Santander and Virgin Money drop mortgage rates

Lenders respond to Bank of England’s base rate cut

Santander and Virgin Money drop mortgage rates

Santander and Virgin Money have announced rate reductions on their mortgage products, following the Bank of England’s decision to lower the base rate by 0.25% to 4.5%.

Santander UK confirmed that from March 3, all its tracker mortgage products linked to the base rate will decrease by 0.25%. This includes the Santander Follow-on Rate (FoR), which will drop from 8% to 7.75%. The bank’s standard variable rate (SVR) will also decrease from 7% to 6.75%. 

Meanwhile, Virgin Money and its subsidiary, Clydesdale Bank, will also implement rate reductions from February 20.

Virgin Money’s standard variable rate will drop from 7.74% to 7.49%, while its buy-to-let variable rate will decrease from 8.24% to 7.99%. Its tracker rates, reflecting the base rate adjustment, will take effect from February 7.

Clydesdale Bank will lower its standard variable rate and offset variable rate to 7.49%, down from 7.74%. Its buy-to-let variable rate and offset variable investment housing loan rate will decline from 8.24% to 7.99%.

Read next: A guide to using Clydesdale for intermediaries

“With swap rates on a downward trajectory, lenders have scope to reduce mortgage rates further,” commented Nicholas Mendes, mortgage technical manager at broker John Charcol. “Lower swap rates ease borrowing costs, allowing lenders to adjust pricing and improve affordability for both existing homeowners and prospective buyers. However, the pace and extent of mortgage rate reductions will also depend on lender margins, inflation, and broader market competition.”
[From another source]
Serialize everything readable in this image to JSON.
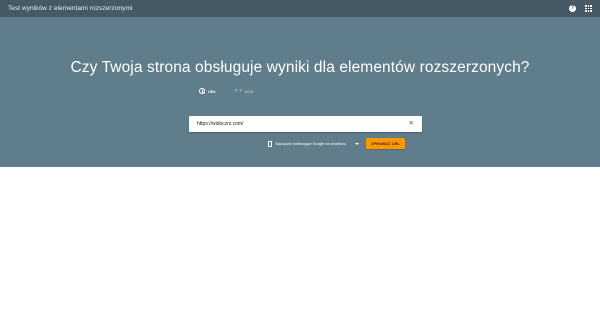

Mendes advised borrowers to carefully consider their options between fixed and variable rate mortgages.

“A fixed rate mortgage provides stability, locking in payments for a set period, whereas a variable-rate mortgage tracks the Bank of England’s base rate, offering potential savings if rates decline further,” he explained. “For those comfortable with a slightly higher initial rate, a shorter-term fixed deal or a tracker mortgage offers flexibility, allowing a switch should rates fall further. Conversely, a longer-term fix provides certainty and protection against potential market volatility.

“Whether to wait or lock in a deal now depends on personal financial circumstances, risk tolerance, and market conditions. Seeking professional mortgage advice is crucial to making an informed decision.”